Ghazi : «Chiboub voulait me ramener l’imam de Zitouna pour me faire manger»

Ghazi : «Chiboub voulait me ramener l’imam de Zitouna pour me faire manger»

Durant votre carrière de footballeur, avez-vous eu un problème avec un entraîneur ou un dirigeant à propos du jeûne de Ramadhan ?

Ah oui, j’en ai eu un grand problème même. Cela avait certainement influé sur ma carrière professionnelle, même si je ne regrette rien.

Racontez…

C’était à l’époque où j’avais signé à l’Espérance de Tunis. Je me rappelle qu’on venait de jouer un match de Coupe d’Afrique la veille du premier jour du mois de Ramadhan. Je me suis alors approché d’un des dirigeants pour lui demander le programme de demain, car on ne nous avait rien dit. Il m’a répondu qu’il n’y a aucun programme spécial et qu’on allait s’entrainer le matin le plus normalement du monde. Je lui ai rappelé alors que, le lendemain, c’est « Ramdane ». Et là, j’ai été surpris de l’entendre me dire : «Ramdane ou pas, c’est la même chose pour nous, ça ne change rien. Ici, on ne jeûne pas. On ne change rien à nos habitudes.»

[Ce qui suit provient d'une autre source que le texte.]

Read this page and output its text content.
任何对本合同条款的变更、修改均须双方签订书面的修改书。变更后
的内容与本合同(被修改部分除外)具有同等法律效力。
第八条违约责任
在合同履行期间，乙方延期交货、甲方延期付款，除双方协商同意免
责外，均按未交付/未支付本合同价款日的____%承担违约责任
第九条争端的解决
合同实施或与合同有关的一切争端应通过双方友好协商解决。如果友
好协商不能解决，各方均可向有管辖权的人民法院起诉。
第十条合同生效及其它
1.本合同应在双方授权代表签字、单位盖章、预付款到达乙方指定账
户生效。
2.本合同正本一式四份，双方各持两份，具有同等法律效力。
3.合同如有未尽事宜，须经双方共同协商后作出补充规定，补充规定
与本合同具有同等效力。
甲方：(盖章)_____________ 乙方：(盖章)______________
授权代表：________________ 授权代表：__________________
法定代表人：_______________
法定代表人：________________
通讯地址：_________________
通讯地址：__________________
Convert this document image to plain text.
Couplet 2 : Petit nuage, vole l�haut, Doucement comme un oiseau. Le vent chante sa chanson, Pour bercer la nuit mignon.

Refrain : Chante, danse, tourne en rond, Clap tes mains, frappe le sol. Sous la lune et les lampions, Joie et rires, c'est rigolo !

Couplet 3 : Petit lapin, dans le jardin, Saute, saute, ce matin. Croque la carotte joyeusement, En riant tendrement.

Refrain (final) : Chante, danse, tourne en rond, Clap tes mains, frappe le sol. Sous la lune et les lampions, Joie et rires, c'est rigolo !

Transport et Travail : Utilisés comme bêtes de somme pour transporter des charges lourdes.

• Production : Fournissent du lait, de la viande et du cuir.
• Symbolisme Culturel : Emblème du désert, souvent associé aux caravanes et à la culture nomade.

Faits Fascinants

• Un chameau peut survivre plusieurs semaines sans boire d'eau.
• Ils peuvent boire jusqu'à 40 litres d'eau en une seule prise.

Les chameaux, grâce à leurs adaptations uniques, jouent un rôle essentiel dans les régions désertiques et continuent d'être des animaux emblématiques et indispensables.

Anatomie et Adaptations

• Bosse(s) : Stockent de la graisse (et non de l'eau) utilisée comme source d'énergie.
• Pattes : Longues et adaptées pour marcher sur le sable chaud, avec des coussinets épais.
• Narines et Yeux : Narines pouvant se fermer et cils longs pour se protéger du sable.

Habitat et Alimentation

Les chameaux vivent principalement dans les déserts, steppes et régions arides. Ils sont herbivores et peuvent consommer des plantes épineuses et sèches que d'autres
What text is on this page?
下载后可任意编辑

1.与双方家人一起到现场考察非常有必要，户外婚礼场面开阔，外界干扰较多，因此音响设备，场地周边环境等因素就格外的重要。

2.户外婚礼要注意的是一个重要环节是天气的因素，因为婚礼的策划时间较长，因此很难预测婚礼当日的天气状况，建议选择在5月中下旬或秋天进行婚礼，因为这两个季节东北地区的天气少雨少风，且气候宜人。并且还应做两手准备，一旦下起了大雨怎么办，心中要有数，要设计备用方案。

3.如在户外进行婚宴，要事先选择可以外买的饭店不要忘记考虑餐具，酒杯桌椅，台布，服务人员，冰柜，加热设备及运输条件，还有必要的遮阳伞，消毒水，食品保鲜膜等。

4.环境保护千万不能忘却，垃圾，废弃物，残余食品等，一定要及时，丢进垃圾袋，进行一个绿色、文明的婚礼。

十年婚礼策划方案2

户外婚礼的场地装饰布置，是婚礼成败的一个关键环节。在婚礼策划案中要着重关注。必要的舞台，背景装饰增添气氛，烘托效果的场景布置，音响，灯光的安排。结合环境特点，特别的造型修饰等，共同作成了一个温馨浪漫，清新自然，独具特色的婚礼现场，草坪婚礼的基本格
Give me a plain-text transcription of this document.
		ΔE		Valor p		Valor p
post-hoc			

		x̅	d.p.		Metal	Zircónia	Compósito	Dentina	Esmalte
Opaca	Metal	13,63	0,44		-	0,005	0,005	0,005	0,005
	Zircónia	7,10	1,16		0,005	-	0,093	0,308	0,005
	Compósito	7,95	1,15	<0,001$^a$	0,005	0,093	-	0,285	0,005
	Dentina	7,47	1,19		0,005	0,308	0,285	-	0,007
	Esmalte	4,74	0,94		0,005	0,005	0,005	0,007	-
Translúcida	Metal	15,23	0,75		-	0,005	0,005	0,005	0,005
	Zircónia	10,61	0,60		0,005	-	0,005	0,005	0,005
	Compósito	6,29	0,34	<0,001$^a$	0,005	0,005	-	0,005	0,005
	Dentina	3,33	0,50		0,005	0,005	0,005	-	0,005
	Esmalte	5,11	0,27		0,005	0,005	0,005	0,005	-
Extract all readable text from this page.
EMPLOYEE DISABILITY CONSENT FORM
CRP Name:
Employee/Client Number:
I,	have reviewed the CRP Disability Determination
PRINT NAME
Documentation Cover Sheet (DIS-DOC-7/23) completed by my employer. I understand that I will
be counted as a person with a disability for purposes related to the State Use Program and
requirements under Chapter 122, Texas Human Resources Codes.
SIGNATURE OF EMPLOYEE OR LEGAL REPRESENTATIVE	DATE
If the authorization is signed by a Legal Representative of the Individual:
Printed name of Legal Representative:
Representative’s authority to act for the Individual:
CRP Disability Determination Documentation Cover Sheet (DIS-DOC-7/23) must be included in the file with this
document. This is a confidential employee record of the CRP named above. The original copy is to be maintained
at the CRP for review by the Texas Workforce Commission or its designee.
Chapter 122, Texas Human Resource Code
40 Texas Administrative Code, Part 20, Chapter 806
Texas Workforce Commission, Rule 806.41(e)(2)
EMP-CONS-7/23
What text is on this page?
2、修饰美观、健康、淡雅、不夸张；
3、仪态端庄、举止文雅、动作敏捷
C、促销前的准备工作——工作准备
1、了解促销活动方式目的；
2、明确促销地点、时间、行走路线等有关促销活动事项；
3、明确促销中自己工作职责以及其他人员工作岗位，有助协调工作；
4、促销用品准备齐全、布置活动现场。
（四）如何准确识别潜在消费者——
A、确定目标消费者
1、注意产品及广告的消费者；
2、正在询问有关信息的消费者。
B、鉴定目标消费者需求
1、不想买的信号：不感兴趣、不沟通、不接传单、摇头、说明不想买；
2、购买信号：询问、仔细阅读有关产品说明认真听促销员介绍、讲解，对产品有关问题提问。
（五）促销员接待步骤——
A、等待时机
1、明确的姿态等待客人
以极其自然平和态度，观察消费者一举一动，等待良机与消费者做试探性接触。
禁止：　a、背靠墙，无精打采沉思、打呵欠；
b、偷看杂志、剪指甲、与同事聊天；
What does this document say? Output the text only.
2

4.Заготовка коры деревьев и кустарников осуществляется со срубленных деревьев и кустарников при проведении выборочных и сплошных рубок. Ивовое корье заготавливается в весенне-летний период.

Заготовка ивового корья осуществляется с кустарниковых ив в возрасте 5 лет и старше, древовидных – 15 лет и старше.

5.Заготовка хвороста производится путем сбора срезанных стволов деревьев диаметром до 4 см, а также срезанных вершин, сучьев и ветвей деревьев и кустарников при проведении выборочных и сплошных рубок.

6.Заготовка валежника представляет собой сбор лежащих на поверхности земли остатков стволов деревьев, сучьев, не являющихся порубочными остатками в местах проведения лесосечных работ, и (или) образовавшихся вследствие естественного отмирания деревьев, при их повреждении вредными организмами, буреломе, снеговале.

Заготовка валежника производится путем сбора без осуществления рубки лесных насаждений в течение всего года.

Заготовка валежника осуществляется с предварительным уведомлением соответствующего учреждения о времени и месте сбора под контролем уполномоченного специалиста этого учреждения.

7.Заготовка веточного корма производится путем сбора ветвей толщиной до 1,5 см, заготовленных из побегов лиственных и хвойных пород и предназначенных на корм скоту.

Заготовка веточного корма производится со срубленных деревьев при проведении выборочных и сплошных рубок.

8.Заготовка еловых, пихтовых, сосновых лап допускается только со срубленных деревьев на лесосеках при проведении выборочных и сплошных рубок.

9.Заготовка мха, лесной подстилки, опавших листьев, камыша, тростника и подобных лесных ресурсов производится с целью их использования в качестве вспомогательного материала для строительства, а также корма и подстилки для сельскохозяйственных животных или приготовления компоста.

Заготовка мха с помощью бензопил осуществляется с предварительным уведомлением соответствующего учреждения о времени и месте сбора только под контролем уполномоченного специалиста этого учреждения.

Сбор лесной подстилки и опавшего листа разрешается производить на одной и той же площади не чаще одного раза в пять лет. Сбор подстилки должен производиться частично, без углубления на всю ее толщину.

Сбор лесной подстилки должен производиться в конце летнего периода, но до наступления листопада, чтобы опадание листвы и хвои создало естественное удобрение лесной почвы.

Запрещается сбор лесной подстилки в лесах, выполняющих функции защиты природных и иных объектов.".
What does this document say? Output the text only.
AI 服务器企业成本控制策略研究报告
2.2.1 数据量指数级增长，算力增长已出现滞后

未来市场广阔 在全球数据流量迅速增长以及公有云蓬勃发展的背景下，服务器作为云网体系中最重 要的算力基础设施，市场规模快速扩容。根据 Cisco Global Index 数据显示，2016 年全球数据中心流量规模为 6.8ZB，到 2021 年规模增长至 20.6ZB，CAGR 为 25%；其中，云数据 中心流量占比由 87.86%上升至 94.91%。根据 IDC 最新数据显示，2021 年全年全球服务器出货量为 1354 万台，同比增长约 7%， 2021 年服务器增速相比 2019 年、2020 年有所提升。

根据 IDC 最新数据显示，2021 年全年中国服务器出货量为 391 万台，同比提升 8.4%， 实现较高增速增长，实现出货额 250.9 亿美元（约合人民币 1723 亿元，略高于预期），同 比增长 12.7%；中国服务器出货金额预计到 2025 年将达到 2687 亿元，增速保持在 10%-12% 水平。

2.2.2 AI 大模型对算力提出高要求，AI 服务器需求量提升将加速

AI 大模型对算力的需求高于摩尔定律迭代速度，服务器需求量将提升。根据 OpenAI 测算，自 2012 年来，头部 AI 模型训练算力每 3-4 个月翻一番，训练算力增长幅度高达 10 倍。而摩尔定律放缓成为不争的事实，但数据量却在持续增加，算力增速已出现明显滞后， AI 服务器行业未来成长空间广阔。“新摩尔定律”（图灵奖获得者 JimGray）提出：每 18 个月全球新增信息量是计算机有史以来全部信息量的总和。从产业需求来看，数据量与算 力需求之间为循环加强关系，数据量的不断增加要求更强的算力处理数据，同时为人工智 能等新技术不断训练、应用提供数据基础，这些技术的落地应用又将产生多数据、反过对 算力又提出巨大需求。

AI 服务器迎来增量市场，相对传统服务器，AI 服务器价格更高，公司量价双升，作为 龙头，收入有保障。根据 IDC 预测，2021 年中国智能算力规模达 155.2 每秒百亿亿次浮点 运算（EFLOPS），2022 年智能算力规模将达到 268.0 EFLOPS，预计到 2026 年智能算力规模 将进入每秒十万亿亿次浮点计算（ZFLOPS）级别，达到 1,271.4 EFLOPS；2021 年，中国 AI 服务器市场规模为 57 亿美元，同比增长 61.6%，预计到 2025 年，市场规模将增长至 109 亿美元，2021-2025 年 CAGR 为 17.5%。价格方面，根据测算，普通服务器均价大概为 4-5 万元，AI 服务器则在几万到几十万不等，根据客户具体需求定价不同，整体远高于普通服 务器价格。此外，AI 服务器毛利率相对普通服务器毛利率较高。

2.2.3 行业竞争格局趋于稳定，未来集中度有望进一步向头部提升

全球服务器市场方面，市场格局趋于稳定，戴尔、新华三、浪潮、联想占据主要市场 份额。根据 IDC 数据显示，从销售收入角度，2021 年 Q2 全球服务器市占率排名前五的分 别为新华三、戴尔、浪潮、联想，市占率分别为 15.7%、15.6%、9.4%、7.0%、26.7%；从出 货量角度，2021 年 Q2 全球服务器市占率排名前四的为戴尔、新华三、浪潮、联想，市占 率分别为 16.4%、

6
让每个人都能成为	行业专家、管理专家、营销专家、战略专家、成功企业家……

Quelle a été votre réaction ?

J’ai été surpris. C’était la première fois que j’entendais de pareils propos dans un pays arabe et musulman. Je n’étais pas seul. Il y avait avec moi Daoud Bouabdallah qui jouait aussi à l’Espérance. Nous lui avons répondu tous les deux que le Ramadhan est sacré pour nous et que n’allions pas nous entraîner le matin parce que nous allions jeûner.

Que s’est-il passé le lendemain ?

Comme prévu, Bouabdallah et moi «sebahna saïmine». Un peu plus tard dans la journée, le président Slim Chiboub m’a appelé et nous a convoqués à son bureau. Il nous a demandé des explications et nous lui avons dit ce que nous pensions du sujet, répétant qu’il n’était pas question que nous mangions. Il faut savoir que Slim Chiboub est quelqu’un de très cultivé. Il a alors tenté de nous  convaincre en nous expliquant les choses d’abord sur les plans sportif et scientifique, insistant sur les effets du jeûne sur l’organisme et sur le fait que nous sommes dans un club professionnel avec des engagements et tout ce qui s’en suit, puis sur le plan religieux où il semblait maitriser un peu le sujet. Cependant, ce discours nous est entré par une oreille et est sorti par l’autre. C’est comme s’il parlait à un mur (rire).

Et après ?

Voyant que nous n’étions pas convaincus, il nous a proposé de nous ramener l’imam de Djamaâ Zitouna pour nous délivrer une fetwa. Il allait vraiment le ramener, mais je lui ai dit que ce n’était pas la peine et que nous étions décidés de jeûner. Il nous demandé alors de nous entraîner tous seuls avec l’entraîneur le soir. C’est à partir de là que le courant ne passait plus entre l’entraîneur et moi et même avec les dirigeants. A la fin de la saison, j’ai dû résilier mon contrat. Il me restait deux saisons, c’était un contrat très important sur le plan financier, mais il y a des principes avec lesquels on ne joue pas. El hamdoullah, je ne regrette rien. J’ai eu une grande carrière avec l’USMA et, à présent, à 34 ans, je suis dans un grand club qui est le Mouloudia d’Alger.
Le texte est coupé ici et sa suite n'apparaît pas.